Hier, je me suis réveillée trop tôt. Ma tête me faisait mal. Je suis restée une heure dans mon lit. À sept heures, je me suis levée. Là, j’ai fait la même chose que tous les matins, dans le même ordre. Je suis allée dans la salle de bain, j’ai pris ma douche. Me suis habillée. Puis, je suis allée dans la cuisine, ai fait la vaisselle en attendant que l’eau boue. J’ai pris mon petit déjeuner, terminé ma toilette, ai pris mes affaires et suis partie. Comme si je ne voyais même plus ce petit rituel, mécaniquement. Une habitude, une chose que l’on fait sans s’en rendre compte. C’est à 8h30 que je suis partie. Au guichet, les gens se sont succédés et pendant toute la matinée, j’ai affiché le sourire de fête. Ce matin là, seulement douze personnes m’ont dit bonjour. Encore moins que la veille. Le midi, je ne suis pas rentrée manger. Je ne voulais pas être seule. Marielle et moi sommes allés au petit bar brasserie à côté de la banque. Elle n’a pas cessé de parler. De sa fille qui ne travaillait pas bien à l’école, de son mari qui ne lui venait pas en aide, de sa mère… J’ai fait semblant de m’y intéresser pour ne pas la blesser mais je crois qu’en réalité le quotidien m’ennuie, le concret ne m’intéresse plus. Un camion de pompier s’est arrêté de l’autre côté de la rue. Je me suis encore inventé une histoire. C’était moi dans ce camion de pompier. Il l’apprenait et me rejoignait tout de suite à l’hôpital, me disait qu’il ne voulait pas me perdre, qu’il avait beaucoup pensé à moi, qu’on pourrait tout recommencer. J’espère qu’elle ne s’est pas rendu compte que je ne l’écoutais pas. Au travail, l’après-midi s’est passée comme toute les autres. À 18 heures, je suis rentrée.
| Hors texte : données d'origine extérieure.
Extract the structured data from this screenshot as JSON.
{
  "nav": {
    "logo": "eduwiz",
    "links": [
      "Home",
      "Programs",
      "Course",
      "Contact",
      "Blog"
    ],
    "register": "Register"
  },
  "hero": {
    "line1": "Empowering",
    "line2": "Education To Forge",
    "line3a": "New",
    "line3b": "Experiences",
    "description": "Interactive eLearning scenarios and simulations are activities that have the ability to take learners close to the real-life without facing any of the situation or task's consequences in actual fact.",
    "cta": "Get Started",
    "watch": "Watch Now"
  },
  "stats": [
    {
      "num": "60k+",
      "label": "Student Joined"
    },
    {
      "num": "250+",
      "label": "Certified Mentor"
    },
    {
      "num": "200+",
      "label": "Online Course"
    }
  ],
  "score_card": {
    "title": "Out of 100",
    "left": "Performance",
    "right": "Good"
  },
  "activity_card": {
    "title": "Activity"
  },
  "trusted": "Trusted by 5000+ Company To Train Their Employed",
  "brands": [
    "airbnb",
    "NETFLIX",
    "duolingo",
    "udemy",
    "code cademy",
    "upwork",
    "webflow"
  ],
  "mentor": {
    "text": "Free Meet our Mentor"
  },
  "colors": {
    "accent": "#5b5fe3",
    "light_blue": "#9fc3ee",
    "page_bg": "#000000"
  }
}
Je me suis préparée une tarte et vers 19 heures j’étais assise sur le canapé et regardais la télé en mangeant. Je crois que c’était les infos régionales. Je ne sais plus parce que je me suis encore raconté une histoire. Il m’avait appelée et m’attendait à notre hôtel. J’y suis allée. Je l’ai retrouvé, j’ai retrouvé le bout qui me manquait. Quand je me suis réveillée, j’ai eu plus mal que d’habitude. Mon cœur battait trop vite. Crise d‘angoisse. Je ne sais pas comment et au bout de combien de temps je me suis calmée. À 2 heures, j’ai éteint la télé et suis allée me coucher. Je savais que demain serait la même journée.